US general (1912-2006)

Charles Ralph Fox (November 16, 1912 - February 28, 2006) was an American Major General of West Virginia's National Guard.

Fox was born in Nicholas County, West Virginia, as son of Joseph B. and Amma (Walker) Fox. He enlisted in West Virginia National Guard in 1930, and was commissioned second lieutenant in 1936. He married Vernise Jane Pritt in 1935, and they had four children: Charles Warren, Janice Lynn, Roger Neill and Mark William. He studied electrical engineering by correspondence from International Correspondence Schools 1934-38. He was promoted first lieutenant at the 150th Infantry in 1939, and in January 1941, he was called to active duty with the West Virginia National Guard.

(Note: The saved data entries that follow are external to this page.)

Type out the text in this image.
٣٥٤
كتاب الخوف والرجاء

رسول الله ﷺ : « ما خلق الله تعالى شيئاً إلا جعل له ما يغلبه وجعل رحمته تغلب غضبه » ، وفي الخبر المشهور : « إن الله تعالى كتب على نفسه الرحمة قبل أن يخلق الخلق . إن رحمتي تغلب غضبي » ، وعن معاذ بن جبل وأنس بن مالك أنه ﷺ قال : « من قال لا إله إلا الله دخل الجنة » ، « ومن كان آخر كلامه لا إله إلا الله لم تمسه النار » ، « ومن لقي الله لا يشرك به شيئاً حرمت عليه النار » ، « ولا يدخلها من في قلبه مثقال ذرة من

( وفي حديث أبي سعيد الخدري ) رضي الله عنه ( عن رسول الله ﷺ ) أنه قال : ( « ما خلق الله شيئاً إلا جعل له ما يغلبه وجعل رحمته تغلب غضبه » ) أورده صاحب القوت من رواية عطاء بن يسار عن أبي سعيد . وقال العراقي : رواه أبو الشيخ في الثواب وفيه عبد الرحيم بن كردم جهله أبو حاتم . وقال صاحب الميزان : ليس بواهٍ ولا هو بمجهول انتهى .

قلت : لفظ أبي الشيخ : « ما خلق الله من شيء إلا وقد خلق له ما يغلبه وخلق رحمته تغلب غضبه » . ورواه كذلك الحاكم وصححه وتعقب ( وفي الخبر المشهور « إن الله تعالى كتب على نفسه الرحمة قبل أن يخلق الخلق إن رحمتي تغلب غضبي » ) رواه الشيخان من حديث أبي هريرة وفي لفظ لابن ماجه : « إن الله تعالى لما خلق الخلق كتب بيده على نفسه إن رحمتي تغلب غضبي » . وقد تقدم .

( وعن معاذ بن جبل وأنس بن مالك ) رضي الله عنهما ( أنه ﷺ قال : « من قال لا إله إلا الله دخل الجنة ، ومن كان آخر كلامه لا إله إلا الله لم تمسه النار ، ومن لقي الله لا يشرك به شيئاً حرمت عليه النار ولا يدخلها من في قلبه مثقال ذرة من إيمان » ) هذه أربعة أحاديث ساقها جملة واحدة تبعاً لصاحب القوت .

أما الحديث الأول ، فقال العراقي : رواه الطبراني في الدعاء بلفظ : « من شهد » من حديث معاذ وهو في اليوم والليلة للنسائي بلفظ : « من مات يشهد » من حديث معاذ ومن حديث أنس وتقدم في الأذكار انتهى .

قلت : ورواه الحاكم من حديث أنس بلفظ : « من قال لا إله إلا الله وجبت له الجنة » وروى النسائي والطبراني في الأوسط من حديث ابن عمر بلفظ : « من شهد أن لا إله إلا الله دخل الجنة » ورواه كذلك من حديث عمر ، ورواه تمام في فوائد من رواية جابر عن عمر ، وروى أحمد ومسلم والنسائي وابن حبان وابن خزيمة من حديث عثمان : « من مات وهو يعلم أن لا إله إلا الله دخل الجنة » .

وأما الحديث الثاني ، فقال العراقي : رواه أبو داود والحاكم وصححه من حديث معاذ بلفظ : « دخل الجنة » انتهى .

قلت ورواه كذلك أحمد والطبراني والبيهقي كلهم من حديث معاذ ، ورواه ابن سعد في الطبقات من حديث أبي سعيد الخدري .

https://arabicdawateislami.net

He graduated from Air Corps Advanced Flying School in 1942, rated Aircraft Observer, and was transferred to Air Corps Reserve. During 1942, he advanced to major, and to lieutenant colonel in 1944. He served on staff of Major General Claire Lee Chennault of the Fourteenth Air Force in China for two years, and in the Headquarters Army Air Force in Washington for 14 months. He completed a special course in Nuclear Physics at Johns Hopkins University in 1946. He was appointed the Adjutant General of West Virginia with rank of brigadier general in 1946, a position he held to 1957. He was appointed State director of the Selective Service System in 1948, and appointed State Director of Civil Defense in 1949.